SBMI faculty co-author JAMA paper examining EHR safety assessment
UTHealth Houston School of Biomedical Informatics (SBMI) Professor Dean Sittig, PhD and Adjunct Professor Hardeep Singh, MD, MPH have a newly published paper in the Journal of the American Medical Association (JAMA). The paper explores systematic safety assessment of electronic health record (EHR) systems using the SAFER (Safety Assurance Factors for EHR Resilience) Guides Assessment. According to both researchers, “organizations that follow these guides should have a much safer and more efficient EHR.”
The SAFER Guides were developed by Drs. Sittig and Singh in 2014 and consist of nine guides that each fall within three different categories. In August of 2021, the Centers for Medicare & Medicaid Services (CMS) issued a final rule mandating annual attestation of SAFER assessment completion for eligible hospitals. Having clinicians participate in the EHR safety evaluation process outlined within the SAFER assessment significantly aids organizations in enhancing both clinical and patient care.
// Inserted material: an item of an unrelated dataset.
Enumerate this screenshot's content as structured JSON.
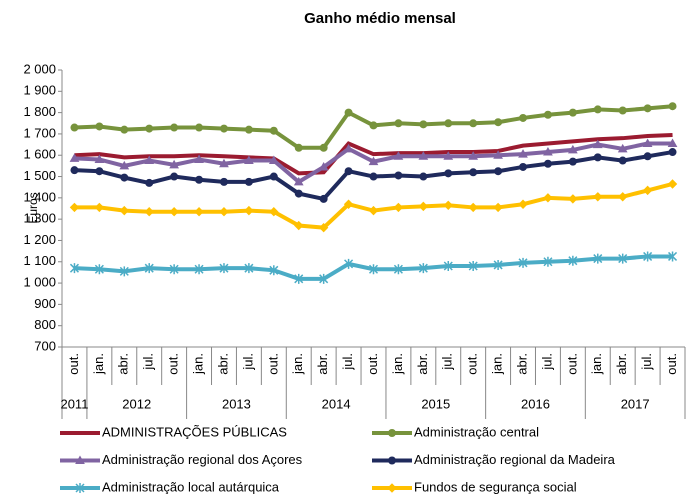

Through comprehensive review and study, Drs. Sittig and Singh crafted concrete assessments that focus on reducing as many safety risks as feasible. “The guidelines for using the SAFER Guides presented in the JAMA article are the result of years of work by many people across multiple organizations,” noted Sittig.
Within the paper, the co-authors outline five important steps for completing the SAFER Guides Assessment. Those steps include building a SAFER team, determining what recommendations need EHR vendor support, bringing the team together to track progress, documenting and communicating about the status of implementation, and finally, prioritizing unmet recommendations to make needed changes.
Senior Associate Dean for Informatics at Vanderbilt University School of Nursing and co-author of the paper, Patricia Sengstack, DNP, has implemented the SAFER Guides in two health systems. She reports that “the recommendations contained within the guides provide the standards necessary for health care organizations to easily identify areas for safety improvement.”
Because the CMS rule impacts almost all hospitals, the researchers understand how impactful the assessment steps are in enhancing clinical safety practices.
“We think of the SAFER Guides Assessment as a major step in a hospital’s journey towards high reliability health care” said Singh, who also works at the Center for Innovations in Quality, Effectiveness and Safety and Michael E. DeBakey VA Medical Center. “Hospitals should also provide assessment results to their governing board and engage them in EHR safety improvement efforts.”